Winner: Andrei Vasilevskiy
The Lightning goalie recorded three straight shutouts in his last three starts, going over 200 minutes without a giving up a goal, the longest scoreless stretch of his seven-year NHL career. “He’s the best goalie in the league right now,” said Blake Coleman, in an understatement.
Loser: Carey Price
His inconsistent play helped get head coach Claude Julien and assistant coach Kirk Muller fired last week. On Tuesday, his goalie coach Stéphane Waite was fired as GM Marc Bergevin cited “pattern that I saw recurring the last few years” with Price’s play. Congrats on the hat trick.
Winner: NHL on COVID
Having Sidney Crosby, Charlie Coyle, Tomas Hertl and Ryan Johansen on the COVID-related absences list on Wednesday is not good news. But three weeks ago, the NHL had 49 players (!) on that list. The next day, the league announced new COVID protocols, and has seemingly turned a corner.
“Having followed up on those protocol changes, the players really want to play. They want to finish the season. They too were concerned with what we were seeing around the league,” NHL deputy commissioner Bill Daly told ESPN recently.
Loser: Pittsburgh Penguins
— Taylor Haase (@TaylorHaasePGH) March 4, 2021
As anyone that’s been anywhere outside of their homes recently understands, there are varying degrees of mask usage in public. That’s going to be the case inside arenas too, as more and more NHL teams bring back fans. There’s no reason to pretend otherwise, as the Penguins did this week in apparently adding masks to those who weren’t wearing them properly in a photo taken at a recent home game. Less Photoshop, more in-arena enforcement, please.
Winner: Geoff Ward
While Ward might not be long for Calgary if the Flames continue to struggle, he got a full-throated endorsement from Milan Lucic this week. “You hear a lot of outside noise talking about coaching and all this … style of play and all this [B.S.]. But that has nothing to do with the coaches. That has everything to do with the guys that are playing,” said Lucic. And that’s from a guy whose ice time has decreased by nearly a minute this season under Ward!
Loser: Vote of confidence
Columbus GM Jarmo Kekalainen gave a vote of confidence to his coaching staff this week after the Blue Jackets went through a rough patch of games. But as Tortorella pointed out: It’s a nice a gesture, but “I just hate him having to do that.”

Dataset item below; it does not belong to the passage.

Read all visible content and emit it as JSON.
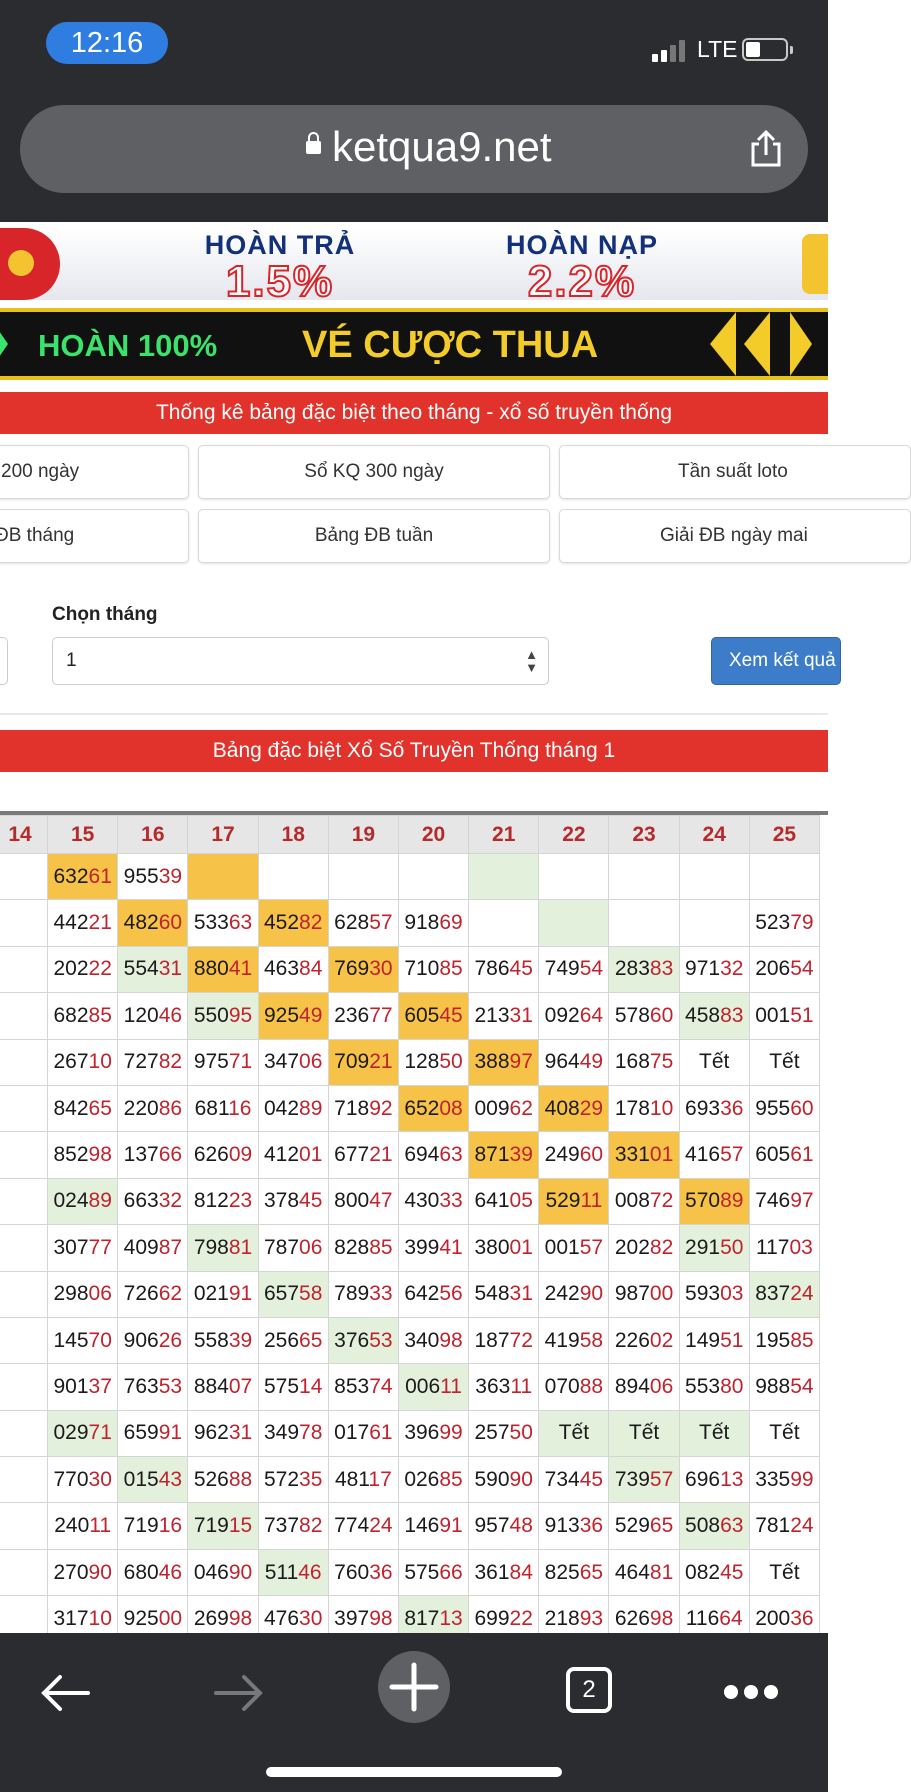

Really great work here from Japers’ Rink on Alex Ovechkin‘s season. “It’s far too early to proclaim this ‘the beginning of the end’ for Ovechkin or any such nonsense, but it may be time for him to reinvent himself a bit, and it may be time for his coach and teammates to find ways to help him out a bit more.”
Speaking of Ovechkin, he may be the NHL’s top earner … on Instagram.

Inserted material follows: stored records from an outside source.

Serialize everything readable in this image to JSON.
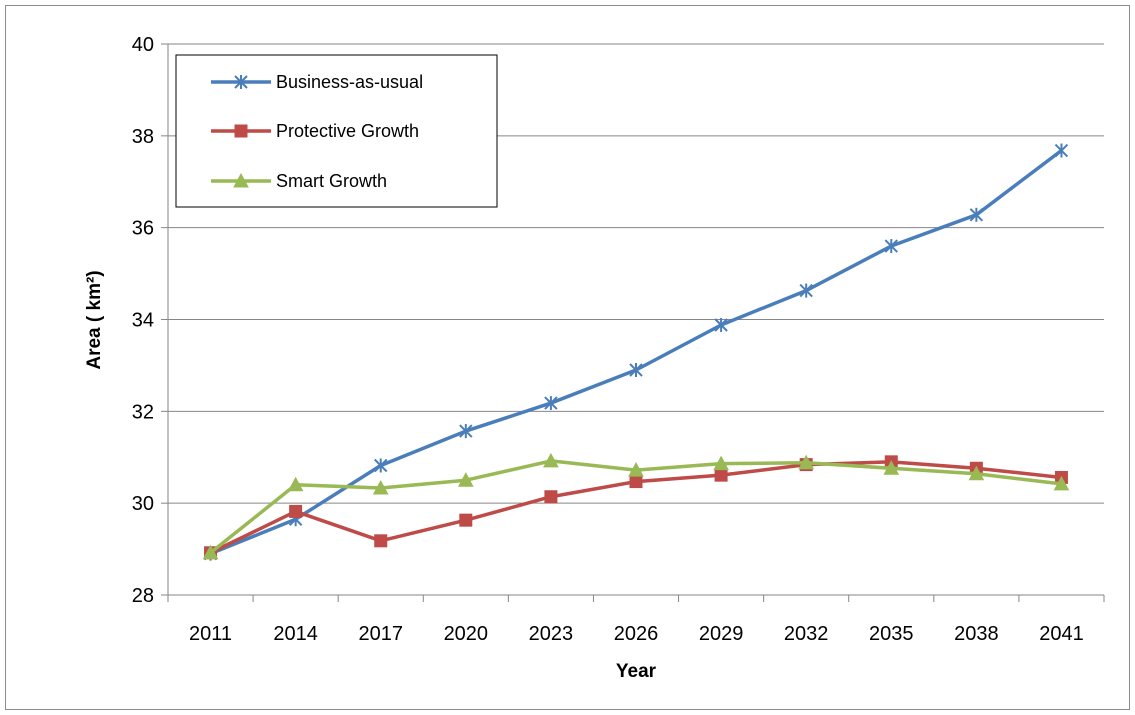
{
  "chart_data": {
    "type": "line",
    "title": "",
    "xlabel": "Year",
    "ylabel": "Area ( km²)",
    "ylim": [
      28,
      40
    ],
    "yticks": [
      "28",
      "30",
      "32",
      "34",
      "36",
      "38",
      "40"
    ],
    "categories": [
      "2011",
      "2014",
      "2017",
      "2020",
      "2023",
      "2026",
      "2029",
      "2032",
      "2035",
      "2038",
      "2041"
    ],
    "grid": true,
    "legend": "top-left",
    "series": [
      {
        "name": "Business-as-usual",
        "color": "#4a7ebb",
        "marker": "asterisk",
        "values": [
          28.9,
          29.65,
          30.82,
          31.57,
          32.18,
          32.9,
          33.88,
          34.63,
          35.6,
          36.28,
          37.68
        ]
      },
      {
        "name": "Protective Growth",
        "color": "#be4b48",
        "marker": "square",
        "values": [
          28.92,
          29.82,
          29.18,
          29.63,
          30.14,
          30.47,
          30.61,
          30.84,
          30.9,
          30.76,
          30.56
        ]
      },
      {
        "name": "Smart Growth",
        "color": "#98b954",
        "marker": "triangle",
        "values": [
          28.92,
          30.4,
          30.33,
          30.5,
          30.92,
          30.72,
          30.86,
          30.88,
          30.76,
          30.64,
          30.42
        ]
      }
    ]
  }
}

FiveThirtyEight on the Toronto Maple Leafs‘ Stanley Cup case: “The Leafs are hoping that the 2021 edition, by contrast, has just the right mix of ingredients to keep playing this well through the regular season and into the playoffs. And for once, those hopes don’t look quite as far-fetched as usual.”
Are the Kings buyers at the NHL trade deadline?
Marisa Ingemi’s New York Times feature on the collapse of the NWHL “bubble” was a must-read this week.
Meanwhile, the U.K. Elite Hockey League has set plans for its return this season. “The EIHL has been given the green light to start the 2021 Elite Series in April, which will see four teams taking part in a five-week mini season.”
Shayna Goldman had a great deep dive into Alexis Lafrenière‘s struggles in his rookie season. “So far, despite his four points, the winger’s play is trending in the right direction as he finds his footing in the NHL through the challenges of a long offseason, strange season and teamwide struggles.”